UC DAVIS (US) — White children are far more likely to receive CT scans in an emergency room after minor head trauma than African-American or Hispanic children, a new study shows.
The findings don’t indicate that African Americans or Hispanics don’t receive enough scans, but rather that white children may be receiving too many—and are therefore being exposed to unnecessary radiation.
Cranial computed tomography imaging commonly is used to determine the severity of injury in children and adults in emergency departments. Cranial CT scans use X-rays to image the cranium, brain, eye sockets, and sinuses.
However, in children with mild head trauma, earlier studies have found that fewer than 10 percent of CT scans identify a traumatic brain injury. CT scans use a significant amount of radiation and thus increase the risk of potential subsequent malignancies.

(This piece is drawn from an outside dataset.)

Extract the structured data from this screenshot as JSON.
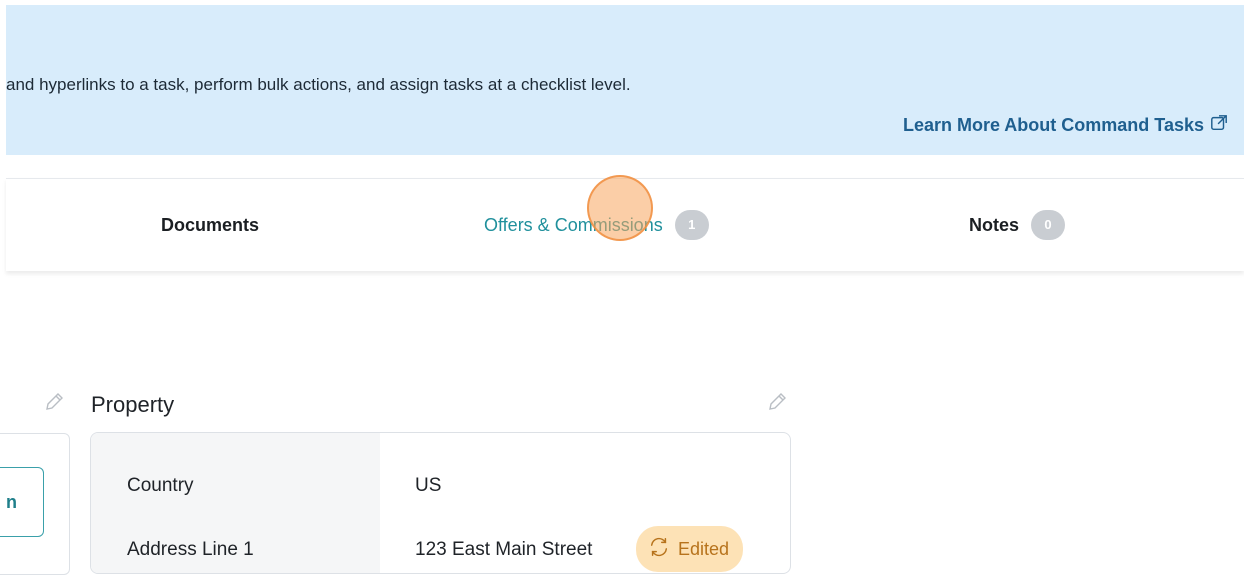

“The higher rates of cranial CT scan use in children at low risk for clinically significant brain injury may represent overuse in white children, leading to increased radiation exposure and health-care costs,” says JoAnne E. Natale, associate professor of pediatric critical care medicine at the University of California, Davis.
Researchers examined data from children whose race and/or ethnicity was Hispanic, non-Hispanic African American, or non-Hispanic white. Although all of the children had minor head trauma, some could be categorized as being at greater risk of a clinically significant injury for which a CT scan may be indicated.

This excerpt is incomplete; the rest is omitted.